Guilty but Mentally Ill

The guilty but mentally ill (GBMI) verdict is a verdict option that enables juries and judges to find a defendant guilty of committing an offense while formally acknowledging that the defendant has a mental illness. The GBMI does not usually replace the insanity defense standard but presents an additional verdict option. The GBMI verdict has met with sound criticism and little empirical support; nonetheless, 20 states have adopted it.

Although the idea of holding mentally ill people “guilty” for their criminal acts has been brewing for some time, the single event that brought the guilty but mentally ill verdict to fruition may have been the Michigan Supreme Court’s decision in People v. McQuillan (1974). In this case, the court held that it is unconstitutional to detain people who have been found not guilty by reason of insanity (NGRI) for indefinite periods, insofar as it violates their due process and equal protection rights. After some crimes were committed by those found NGRI and later released, the Michigan Legislature passed a law in 1982 introducing a new verdict—GBMI.

A defendant who receives a GBMI verdict is sentenced in the same way as if he or she were found guilty. The court then determines whether and to what extent the defendant requires treatment for mental illness. When, and if, the defendant’s mental illness is deemed to have been stabilized, the offender is required to serve out the rest of his or her sentence. This is different from the case of individuals who have been found NGRI. In those cases, the insanity-defense acquittee is released from psychiatric commitment once he or she is deemed to be no longer dangerous.

Essentially, the GBMI verdict holds defendants criminally responsible for their acts but recognizes that the defendant is mentally ill. The GBMI verdict is typically employed as an option in addition to the NGRI and guilty verdicts, leaving it to the jury to decide, for example, if the defendant should be found guilty, not guilty, NGRI, or GBMI. The rationale for introducing the GBMI option was to reduce the number of insanity acquittals in Michigan and to prevent the early release of NGRI acquittees, which legislators feared would occur following the McQuillan case. The GBMI plea has been termed an “in-between classification,” since defendants are neither acquitted nor found guilty in the traditional sense.

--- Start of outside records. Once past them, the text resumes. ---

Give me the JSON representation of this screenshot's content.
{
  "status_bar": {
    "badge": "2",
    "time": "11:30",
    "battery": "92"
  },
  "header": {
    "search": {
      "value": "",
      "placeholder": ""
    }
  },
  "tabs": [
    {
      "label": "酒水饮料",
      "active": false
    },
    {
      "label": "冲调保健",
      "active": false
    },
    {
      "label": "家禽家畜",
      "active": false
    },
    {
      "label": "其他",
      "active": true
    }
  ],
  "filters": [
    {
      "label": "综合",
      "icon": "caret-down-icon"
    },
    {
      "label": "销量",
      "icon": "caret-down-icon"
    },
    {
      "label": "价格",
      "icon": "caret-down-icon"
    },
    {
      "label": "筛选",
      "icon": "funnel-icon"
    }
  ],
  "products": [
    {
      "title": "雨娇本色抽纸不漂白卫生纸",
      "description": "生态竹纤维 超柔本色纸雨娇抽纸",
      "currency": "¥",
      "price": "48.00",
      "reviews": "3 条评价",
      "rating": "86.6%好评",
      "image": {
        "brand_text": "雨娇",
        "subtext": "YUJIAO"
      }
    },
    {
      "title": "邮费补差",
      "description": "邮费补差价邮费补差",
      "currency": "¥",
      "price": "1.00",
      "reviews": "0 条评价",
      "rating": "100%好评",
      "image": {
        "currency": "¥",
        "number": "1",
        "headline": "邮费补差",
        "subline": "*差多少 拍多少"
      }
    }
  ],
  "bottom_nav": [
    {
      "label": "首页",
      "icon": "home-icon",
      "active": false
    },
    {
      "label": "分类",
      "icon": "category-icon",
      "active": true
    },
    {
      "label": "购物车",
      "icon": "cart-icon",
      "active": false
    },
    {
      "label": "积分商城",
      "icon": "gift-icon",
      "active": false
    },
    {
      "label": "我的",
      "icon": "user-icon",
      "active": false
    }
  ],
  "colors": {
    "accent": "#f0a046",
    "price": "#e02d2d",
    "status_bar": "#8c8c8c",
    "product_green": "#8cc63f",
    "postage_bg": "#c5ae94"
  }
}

The introduction of the GBMI verdict has produced a rather tumultuous controversy. Proponents of the GBMI verdict assert that it provides for necessary treatment of mentally ill defendants while still ensuring that those defendants are punished for their crimes. Other supporters argue that the GBMI verdict protects the public because mentally ill defendants serve the remainder of their sentence in prison after they are well, which would not happen with defendants found not guilty by reason of insanity.

Some commentators argue that the verdict has been successful because it allows defendants to be held criminally responsible for their actions while also enabling them to seek treatment. In sharp contrast to these benefits, critics argue that the GBMI verdict is simply an overreaction to a problem that really does not exist—that is, that the insanity defense does not allow dangerous defendants to simply “get off.” Moreover, research has not shown a reduction in the use of the insanity defense in states where the GBMI verdict has been introduced.

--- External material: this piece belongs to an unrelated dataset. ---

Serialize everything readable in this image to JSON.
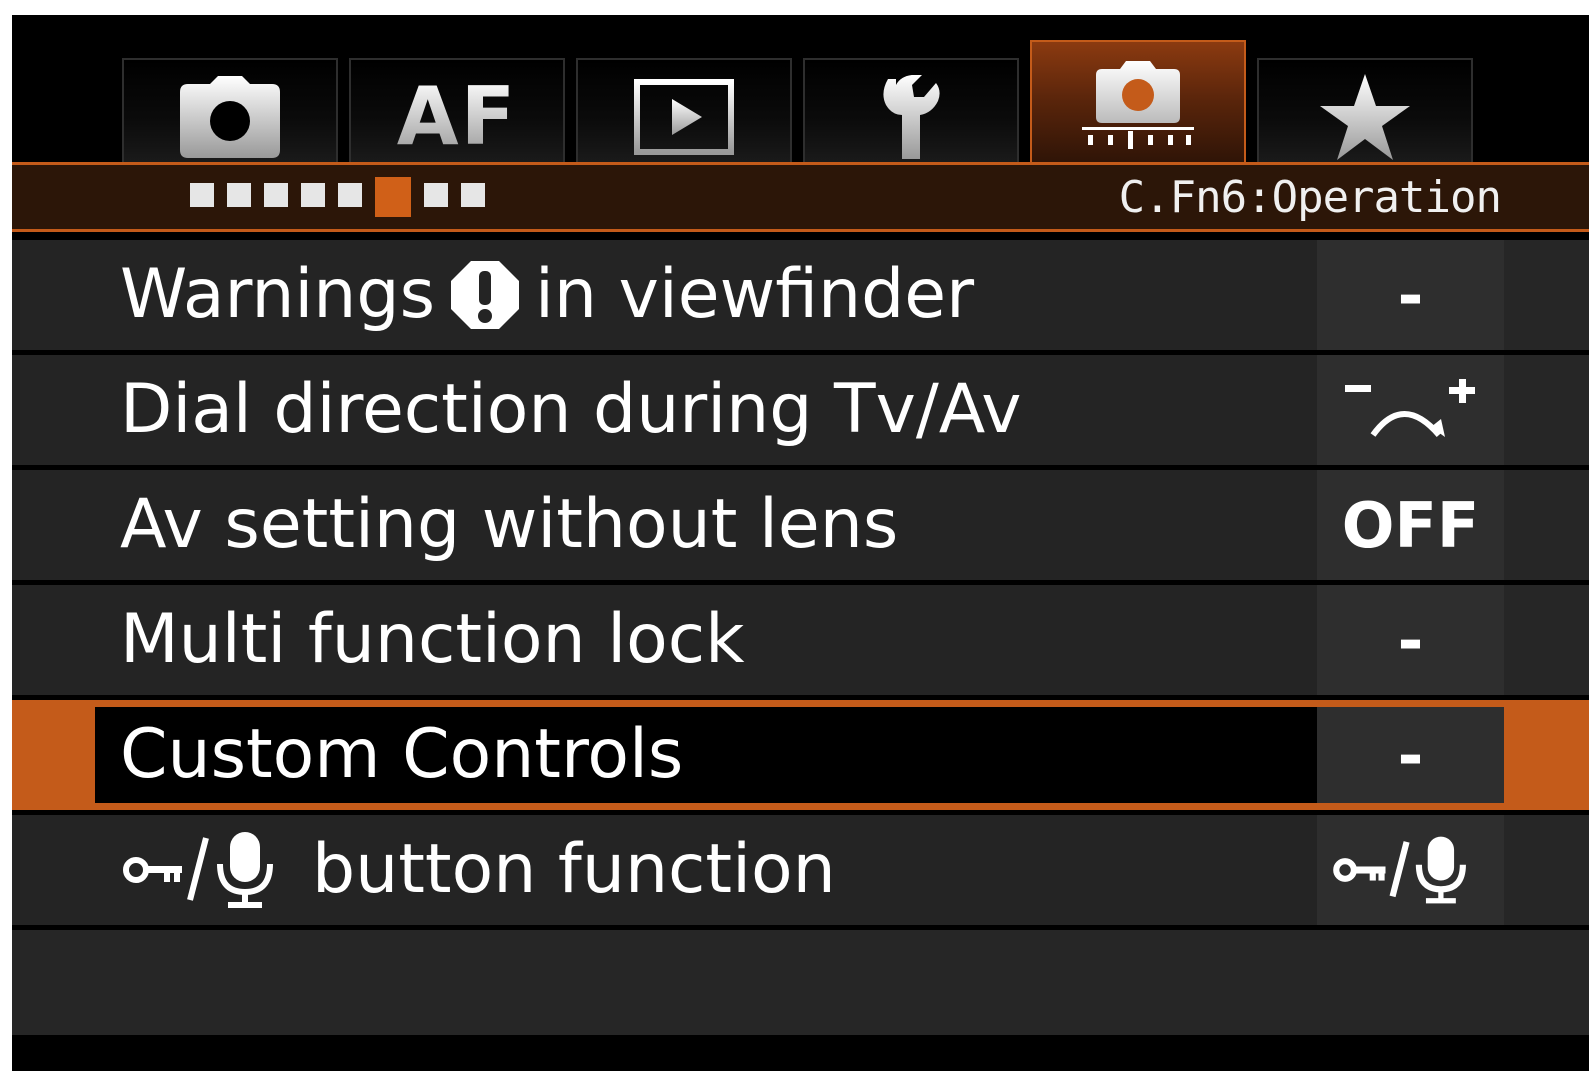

Similarly, critics argue that the GBMI verdict serves no necessary purpose and is a misleading verdict, introduced because of purely political reasons. It is argued that the verdict only confuses jurors and enables them to find a disproportionate number of defendants “guilty.” Indeed, some mock jury research has found that mock jurors tend to use the GBMI verdict as a “compromise” verdict where members of the jury are torn between finding a defendant guilty or finding the defendant NGRI.

Perhaps the most significant criticism of the GBMI verdict is that the jury, when instructed about their verdict options, are not informed about the consequences of a finding of GBMI. Given the dearth of treatment services available for people in prisons with mental illnesses and the disproportionate number of prisoners who suffer from a mental illness, the reality is that many people with mental illnesses do not receive the treatment they require when they are in prison—regardless of whether they have been found GBMI or not.

Despite the criticisms of the GBMI verdict and the general lack of support for it, the verdict has proven quite popular with politicians. Since its inception 25 years ago, at least 20 states have enacted GBMI provisions.

References:

  1. Blunt, L. W., & Stock, H. (1985). Guilty but mentally ill: An alternative verdict. Behavioral Sciences and the Law, 8, 49-67.
  2. Melville, J. D., & Naimark, D. (2002). Punishing the insane: The verdict of guilty but mentally ill. Journal of the American Academy of Psychiatry and Law, 30, 553-555.
  3. People v. McQuillan, 392 Mich. 511, 221 N.W.2d 569 (1974).